L’altra ragione, su cui mi sono soffermata maggiormente altrove (Libertà in vendita. Il corpo tra scelta e mercato, Bollati Boringheri, 2023) rinvia alla libertà delle donne di autodeterminarsi, che non va confusa con l’autonomia negoziale e va difesa anche contro le pressioni del mercato.

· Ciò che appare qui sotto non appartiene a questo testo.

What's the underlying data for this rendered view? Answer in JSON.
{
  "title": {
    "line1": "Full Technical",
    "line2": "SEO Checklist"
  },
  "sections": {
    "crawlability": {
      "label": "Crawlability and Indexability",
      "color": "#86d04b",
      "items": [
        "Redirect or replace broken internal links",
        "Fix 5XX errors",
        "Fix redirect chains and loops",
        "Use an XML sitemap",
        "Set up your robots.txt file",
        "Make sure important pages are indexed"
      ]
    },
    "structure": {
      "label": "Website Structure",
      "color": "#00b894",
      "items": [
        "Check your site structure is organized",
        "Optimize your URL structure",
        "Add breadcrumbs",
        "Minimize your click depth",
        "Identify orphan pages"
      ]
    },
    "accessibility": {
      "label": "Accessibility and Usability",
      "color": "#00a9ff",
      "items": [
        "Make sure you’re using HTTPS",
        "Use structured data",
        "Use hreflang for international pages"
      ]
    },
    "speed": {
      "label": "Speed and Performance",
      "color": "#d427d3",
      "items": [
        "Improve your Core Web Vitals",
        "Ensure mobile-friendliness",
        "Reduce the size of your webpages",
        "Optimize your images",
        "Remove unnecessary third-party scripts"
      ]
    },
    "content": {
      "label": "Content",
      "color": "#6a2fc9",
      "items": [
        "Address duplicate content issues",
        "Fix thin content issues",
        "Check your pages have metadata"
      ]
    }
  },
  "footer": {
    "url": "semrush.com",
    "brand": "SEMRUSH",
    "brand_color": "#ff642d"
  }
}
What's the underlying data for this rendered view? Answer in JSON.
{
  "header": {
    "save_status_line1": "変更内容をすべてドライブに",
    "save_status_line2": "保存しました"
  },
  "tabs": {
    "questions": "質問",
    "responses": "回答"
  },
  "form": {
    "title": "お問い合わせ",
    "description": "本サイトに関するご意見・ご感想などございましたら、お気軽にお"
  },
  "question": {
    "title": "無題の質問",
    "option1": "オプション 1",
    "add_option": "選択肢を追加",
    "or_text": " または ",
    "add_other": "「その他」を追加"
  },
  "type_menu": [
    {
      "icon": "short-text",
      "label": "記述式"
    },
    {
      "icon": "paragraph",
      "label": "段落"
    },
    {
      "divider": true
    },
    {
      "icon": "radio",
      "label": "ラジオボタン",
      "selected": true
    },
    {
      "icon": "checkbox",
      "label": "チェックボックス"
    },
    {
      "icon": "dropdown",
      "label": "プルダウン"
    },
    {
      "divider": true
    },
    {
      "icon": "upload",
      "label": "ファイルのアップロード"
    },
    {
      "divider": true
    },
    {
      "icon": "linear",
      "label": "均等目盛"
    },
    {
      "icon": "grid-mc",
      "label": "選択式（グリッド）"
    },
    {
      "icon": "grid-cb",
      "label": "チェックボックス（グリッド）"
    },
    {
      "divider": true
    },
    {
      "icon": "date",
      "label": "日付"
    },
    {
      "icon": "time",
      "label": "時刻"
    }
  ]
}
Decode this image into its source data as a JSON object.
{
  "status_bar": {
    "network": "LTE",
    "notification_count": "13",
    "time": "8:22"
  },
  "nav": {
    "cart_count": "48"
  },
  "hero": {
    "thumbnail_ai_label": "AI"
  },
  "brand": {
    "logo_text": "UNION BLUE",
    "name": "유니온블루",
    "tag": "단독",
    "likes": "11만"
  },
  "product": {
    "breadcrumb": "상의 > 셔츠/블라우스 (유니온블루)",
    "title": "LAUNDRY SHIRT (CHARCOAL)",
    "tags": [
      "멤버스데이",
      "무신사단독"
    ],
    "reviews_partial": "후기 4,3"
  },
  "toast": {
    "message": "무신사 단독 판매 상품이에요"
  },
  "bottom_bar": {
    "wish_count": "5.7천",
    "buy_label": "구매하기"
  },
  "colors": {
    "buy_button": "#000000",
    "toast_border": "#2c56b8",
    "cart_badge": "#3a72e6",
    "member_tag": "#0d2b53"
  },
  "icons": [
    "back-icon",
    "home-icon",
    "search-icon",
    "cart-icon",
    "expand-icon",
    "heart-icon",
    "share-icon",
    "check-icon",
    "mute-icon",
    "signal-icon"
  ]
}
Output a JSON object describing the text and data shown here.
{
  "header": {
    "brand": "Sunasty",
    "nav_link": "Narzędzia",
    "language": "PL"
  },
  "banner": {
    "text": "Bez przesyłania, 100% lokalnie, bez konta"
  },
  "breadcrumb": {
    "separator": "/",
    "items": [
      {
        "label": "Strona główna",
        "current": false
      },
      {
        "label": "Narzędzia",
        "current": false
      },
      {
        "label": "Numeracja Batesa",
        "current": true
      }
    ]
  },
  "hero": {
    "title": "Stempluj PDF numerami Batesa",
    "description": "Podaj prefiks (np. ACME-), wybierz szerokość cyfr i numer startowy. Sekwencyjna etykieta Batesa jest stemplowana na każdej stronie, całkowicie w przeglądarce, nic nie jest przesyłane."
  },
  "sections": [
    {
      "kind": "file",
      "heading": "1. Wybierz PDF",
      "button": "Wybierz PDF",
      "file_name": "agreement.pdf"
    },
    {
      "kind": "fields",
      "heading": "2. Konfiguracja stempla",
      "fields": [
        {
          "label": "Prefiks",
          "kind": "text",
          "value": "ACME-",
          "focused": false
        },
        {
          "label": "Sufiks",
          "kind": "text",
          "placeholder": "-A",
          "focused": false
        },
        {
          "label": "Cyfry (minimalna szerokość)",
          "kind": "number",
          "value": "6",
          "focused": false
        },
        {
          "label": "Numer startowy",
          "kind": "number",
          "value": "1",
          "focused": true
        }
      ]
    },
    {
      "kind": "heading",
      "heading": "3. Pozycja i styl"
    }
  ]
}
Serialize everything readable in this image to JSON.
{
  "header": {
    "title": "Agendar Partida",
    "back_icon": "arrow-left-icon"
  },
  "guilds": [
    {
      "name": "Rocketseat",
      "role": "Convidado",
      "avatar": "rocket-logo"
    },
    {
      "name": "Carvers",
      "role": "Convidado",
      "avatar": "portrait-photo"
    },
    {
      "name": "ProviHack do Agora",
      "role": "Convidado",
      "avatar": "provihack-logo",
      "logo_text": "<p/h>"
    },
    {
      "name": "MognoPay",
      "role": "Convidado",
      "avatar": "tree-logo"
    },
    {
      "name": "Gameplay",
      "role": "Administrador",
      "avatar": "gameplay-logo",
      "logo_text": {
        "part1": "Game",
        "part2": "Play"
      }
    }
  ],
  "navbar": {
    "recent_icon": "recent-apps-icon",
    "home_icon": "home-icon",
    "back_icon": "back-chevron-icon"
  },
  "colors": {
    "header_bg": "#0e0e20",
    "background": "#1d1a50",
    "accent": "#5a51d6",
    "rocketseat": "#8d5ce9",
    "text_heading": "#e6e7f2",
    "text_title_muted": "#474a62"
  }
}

Il fatto che i bambini siano persone, e non oggetti, se per un verso giustifica il divieto di istituzionalizzare una pratica che li priva programmaticamente della relazione con colei che li ha messi al mondo, per altro verso induce a criticare proposte di legge punitive come quella presentata in Parlamento dalle destre, che, facendo della Gpa un “reato universale”, avrebbe ricadute deleterie sui bambini già nati attraverso tale pratica. Se i bambini sono persone, se i loro bisogni devono essere messi al primo posto, non si possono fare pagare a loro le colpe degli adulti che, per averli, hanno fatto ricorso alla Gpa nei Paesi in cui è legalmente riconosciuta. “Colpe”, peraltro, originate da un desiderio di genitorialità comprensibile, che non va criminalizzato. Non si tratta qui di inasprire le pene e rendere la vita difficile ai trasgressori. Si tratta di fare una battaglia culturale sul significato della Gpa, che non può essere considerata una semplice tecnica di riproduzione assistita. E chiedersi se il desiderio di avere bambini, di accudirli e amarli non possa essere soddisfatto attraverso forme di genitorialità diverse da quella biologica, basate sull’adozione e sull’affido (da aprire anche alle coppie omosessuali). E forse anche sulla disponibilità ad accompagnare la crescita dei figli altrui, in nome di legami di solidarietà e di affetto che non hanno bisogno di contratti per esprimersi.